Quel est ton coup de cœur?
Pour mon arrêt préféré de tous les temps (jusqu’à présent), j’ai choisi la Caserne 39 pour son emplacement inattendu, son design raffiné et subtilement inhabituel, et son admirable architecte, Joseph Venne.
À la découverte de Longue-Pointe
Le secteur sud-ouest du quartier Longue-Pointe de Mercier est caractérisé par des rues tranquilles bordées d’arbres matures, de maisons unifamiliales, de duplex et de triplex, et de quelques boutiques, le tout à quelques pâtés de maisons seulement des usines et des entrepôts. Quelques bâtiments institutionnels contribuent à l’identité architecturale du quartier, comme l’église paroissiale monumentale et l’école de trois étages, toutes deux baptisées Notre-Dame-des-Victoires et qui se font face dans un parc. A quelques rues de là, dans un secteur peu habité, une belle caserne de pompiers , la Caserne 39 (2915 rue Monsabré), agrémente le quartier.
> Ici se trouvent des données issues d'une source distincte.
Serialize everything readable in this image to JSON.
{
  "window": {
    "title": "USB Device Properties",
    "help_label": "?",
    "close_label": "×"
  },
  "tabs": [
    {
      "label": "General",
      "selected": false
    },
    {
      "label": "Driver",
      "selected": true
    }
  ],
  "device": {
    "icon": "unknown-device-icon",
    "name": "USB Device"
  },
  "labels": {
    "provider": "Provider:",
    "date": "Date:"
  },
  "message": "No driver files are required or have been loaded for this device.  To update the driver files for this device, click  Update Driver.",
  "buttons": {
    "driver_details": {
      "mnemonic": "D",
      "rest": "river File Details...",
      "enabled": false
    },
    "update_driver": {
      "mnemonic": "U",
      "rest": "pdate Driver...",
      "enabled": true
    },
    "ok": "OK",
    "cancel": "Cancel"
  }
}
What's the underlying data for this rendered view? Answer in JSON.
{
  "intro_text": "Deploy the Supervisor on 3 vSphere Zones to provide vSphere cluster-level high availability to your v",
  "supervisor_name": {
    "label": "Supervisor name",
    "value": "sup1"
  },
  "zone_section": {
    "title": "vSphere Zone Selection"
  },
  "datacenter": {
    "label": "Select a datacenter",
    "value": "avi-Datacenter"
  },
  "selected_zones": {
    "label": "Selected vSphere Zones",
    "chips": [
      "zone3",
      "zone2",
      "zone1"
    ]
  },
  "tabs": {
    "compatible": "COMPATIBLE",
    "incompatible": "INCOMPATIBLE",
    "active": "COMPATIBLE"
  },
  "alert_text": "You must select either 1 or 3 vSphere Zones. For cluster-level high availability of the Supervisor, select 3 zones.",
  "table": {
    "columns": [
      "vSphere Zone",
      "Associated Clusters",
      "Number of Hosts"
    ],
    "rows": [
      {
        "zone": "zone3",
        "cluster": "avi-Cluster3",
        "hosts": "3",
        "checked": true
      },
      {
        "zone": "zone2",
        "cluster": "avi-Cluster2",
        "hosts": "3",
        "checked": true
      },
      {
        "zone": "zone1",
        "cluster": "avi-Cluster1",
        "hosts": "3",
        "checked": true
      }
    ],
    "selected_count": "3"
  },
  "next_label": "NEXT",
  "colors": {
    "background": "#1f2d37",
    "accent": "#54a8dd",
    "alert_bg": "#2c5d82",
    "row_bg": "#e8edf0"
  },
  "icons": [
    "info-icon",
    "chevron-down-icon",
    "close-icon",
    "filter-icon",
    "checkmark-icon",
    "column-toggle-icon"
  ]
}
Une architecture fonctionnelle et digne
La Caserne 39 se compose d’un bâtiment principal de deux étages, situé au coin de la rue. Elle abrite trois garages, des installations connexes ainsi qu’une haute tour située à l’arrière du bâtiment principal. Les tours des casernes de pompiers ne contribuaient pas seulement à l’échelle et à la visibilité des casernes, mais elles servaient aussi à suspendre de longues lances d’incendie pour les faire sécher. Elles pouvaient aussi servir de vigie pour surveiller le déclenchement des incendies. Les murs de la tour sont presque aveugles jusqu’au sommet où l’on peut voir de hautes fenêtres en arc situées sous un toit en croupe surmonté d’une cheminée.
Les proportions du bâtiment principal sont relativement horizontales : la façade avant, symétrique, présente trois grandes ouvertures avec de larges arcs en plein cintre, une rangée de fenêtres rectangulaires au-dessus, et une ligne de toit globalement plate, interrompue seulement par un grand blason. Sur les façades latérales, de solides bandeaux complètent les fenêtres pittoresques.
Le matériau dominant est la brique, dans des tons subtilement nuancés de brun, tissés en une variété de motifs richement texturés. On trouve de la pierre lisse de couleur chamois dans les détails tels que le bandeau, les appuis de fenêtre, les angles d’attaque, les arcs. La même pierre est utilisée pour les armoiries de la façade principale, une grande sculpture en relief présentant une version antérieure de l’emblème de Montréal. Les cadres et les châssis des fenêtres sont peints d’un jaune tendre, et les façades reposent sur une base de granit gris clair.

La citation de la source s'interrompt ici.